Orangtua Tak Mau Buka Puasa Sebelum Syahrul Selesai Tanding
Cukup menonton di televisi dan selalu berpuasa untuk mendoakan anak saya dan teman-temannya
Editor: Ravianto
TRIBUNNEWS.COM, NGAWI - Pasangan suami istri, Nyartomo (57) dan Pariyem (51) warga RT 01, RW 03, Dusun Genggong, Desa/Kecamatan Jogorogo, Kabupaten Ngawi tak pernah menyangka jika prestasi anaknya membawa Tim Nasional U-19 menjadi juara Piala AFF 2013 dan masuk putaran final Piala Asia 2013.
Pasalnya, kedua orangtua Muhamad Syahrul Kurniwan (18) ini tidak menyangka jika anak bungsunya yang sudah mencintai permainan bola sejak duduk di bangku Taman Kanak-Kanak (TK) itu, bakal membawa nama Indonesia di kancah permainan sepak bola kelas dunia.
Hal ini disebabkan berbagai keterbatasan yang dimiliki pasangan suami istri yang hanya bekerja sebagai buruh tani di pelosok desa di lereng Gunung Lawu itu.

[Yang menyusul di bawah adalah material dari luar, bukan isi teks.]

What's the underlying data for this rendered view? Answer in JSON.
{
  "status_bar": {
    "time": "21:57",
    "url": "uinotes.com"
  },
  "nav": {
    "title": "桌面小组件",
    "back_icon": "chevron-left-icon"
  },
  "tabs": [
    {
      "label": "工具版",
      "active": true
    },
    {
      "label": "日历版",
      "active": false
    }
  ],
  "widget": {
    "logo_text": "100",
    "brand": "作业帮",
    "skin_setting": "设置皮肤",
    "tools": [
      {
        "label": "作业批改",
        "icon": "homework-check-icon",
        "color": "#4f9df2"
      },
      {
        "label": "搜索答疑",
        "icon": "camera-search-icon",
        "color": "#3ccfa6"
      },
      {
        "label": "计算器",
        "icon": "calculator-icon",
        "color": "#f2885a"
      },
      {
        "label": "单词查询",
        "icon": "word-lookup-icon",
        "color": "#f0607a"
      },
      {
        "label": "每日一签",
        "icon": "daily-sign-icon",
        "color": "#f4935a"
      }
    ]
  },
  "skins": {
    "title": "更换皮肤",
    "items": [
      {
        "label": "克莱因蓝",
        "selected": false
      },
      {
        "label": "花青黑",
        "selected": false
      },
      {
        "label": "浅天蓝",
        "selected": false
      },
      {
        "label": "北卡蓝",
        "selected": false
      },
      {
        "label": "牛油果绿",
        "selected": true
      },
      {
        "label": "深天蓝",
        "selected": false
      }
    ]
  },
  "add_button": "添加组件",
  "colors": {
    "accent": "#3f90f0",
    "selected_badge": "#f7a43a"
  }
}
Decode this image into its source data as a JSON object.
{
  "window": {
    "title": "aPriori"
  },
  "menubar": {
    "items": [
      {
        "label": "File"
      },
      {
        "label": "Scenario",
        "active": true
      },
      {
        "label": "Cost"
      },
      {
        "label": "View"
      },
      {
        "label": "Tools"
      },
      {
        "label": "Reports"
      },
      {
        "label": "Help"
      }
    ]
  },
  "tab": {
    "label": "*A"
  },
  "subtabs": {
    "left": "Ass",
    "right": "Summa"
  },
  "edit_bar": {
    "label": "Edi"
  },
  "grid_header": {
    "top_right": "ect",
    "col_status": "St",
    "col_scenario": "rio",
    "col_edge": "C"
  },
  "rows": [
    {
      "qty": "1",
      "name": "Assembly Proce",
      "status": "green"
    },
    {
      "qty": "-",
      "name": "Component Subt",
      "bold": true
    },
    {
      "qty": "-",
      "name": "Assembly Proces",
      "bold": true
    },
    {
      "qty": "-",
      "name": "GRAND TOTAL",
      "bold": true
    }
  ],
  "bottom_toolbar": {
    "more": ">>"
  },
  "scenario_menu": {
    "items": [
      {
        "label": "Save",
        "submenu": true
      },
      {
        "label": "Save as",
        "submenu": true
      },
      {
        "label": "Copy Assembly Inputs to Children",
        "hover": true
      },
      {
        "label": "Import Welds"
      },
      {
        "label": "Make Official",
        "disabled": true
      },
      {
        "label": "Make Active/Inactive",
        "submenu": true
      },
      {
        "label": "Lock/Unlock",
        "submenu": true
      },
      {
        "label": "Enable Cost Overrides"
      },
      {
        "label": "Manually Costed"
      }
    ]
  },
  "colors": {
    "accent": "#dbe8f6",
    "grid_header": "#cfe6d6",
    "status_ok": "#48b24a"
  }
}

Kini kedua orangtua Syahrul yang sebelumnya sangat kesulitan dan kesusahan untuk membelikan sepatu sepak bola ketika masuk Sekolah Sepak Bola (SSB) di Ngawi itu, bisa tersenyum lebar.
Sejak masuk SSB di Jogorogo, setiap kali sepatu anaknya jebol, Nyartomo hanya menyarakankan Syahrul bersabar dan meminta membawa sepatunya ke tukang jahit atau sol sepatu yang tak jauh dari rumahnya.
"Bakat dan kecintaan anak saya saya itu sudah terlihat sejak di bangku TK sekitar Tahun 2001 lalu di kawasan Rawa Buaya, Cengkareng, Jakarta Barat. Saat itu Syahrul sangat suka bermain bola, ketika saya dan ibunya merantau menjadi buruh serabutan dan juru cuci baju," terang Nyarmoto kepada Surya (Tribun Online) di rumahnya yang cukup sederhana sembari menunggu kepulangan anaknya, Senin (14/10/2013).
Tak berselang lama atau sekitar setahun kemudian, karena kondisi sebagai pekerja serabutan di kota besar sepi, Nyartomo dan istrinya memutuskan pulang kampung ke Jogorogo. Kendati demikian, tanggung jawabnya sebagai ayah dari empat anak tidak menyurutkan untuk kembali bekerja sebagai buruh tani di kampung halamannya.
Sejak itu, anak bungsunya, Syahrul yang duduk di kelas V SDN 01 Jogorogo dimasukkan ke Sekolah Sepak Bola (SSB) Jogorogo dibawah asuhan Pelatih SSB Jogorogo, Surawan.
Setapak demi setapak Syahrul meraih berbagai prestasi bersama timnya di kampung halamannya itu. "Sejak masuk SSB itu hingga masuk ke Persatuan Sepak Bola Ngawi (Persinga), anak saya baru bisa masuk ke tim nasional pasca-mengikuti seleksi," ucapnya.
Sedangkan Ny Pariyem mengungkapkan, tidak jarang pasca-bermain bola, sepatu anaknya sobek dan jebol karena lapangan di kampungnya cukup memprihatikan dan apa adanya.
Namun karena tidak memiliki biaya untuk membelikan sepatu bola yang berkualitas baik, Pariyem meminta Syahrul menjahitkan sepatunya ke tukang sepatu yang tidak jauh dari rumahnya.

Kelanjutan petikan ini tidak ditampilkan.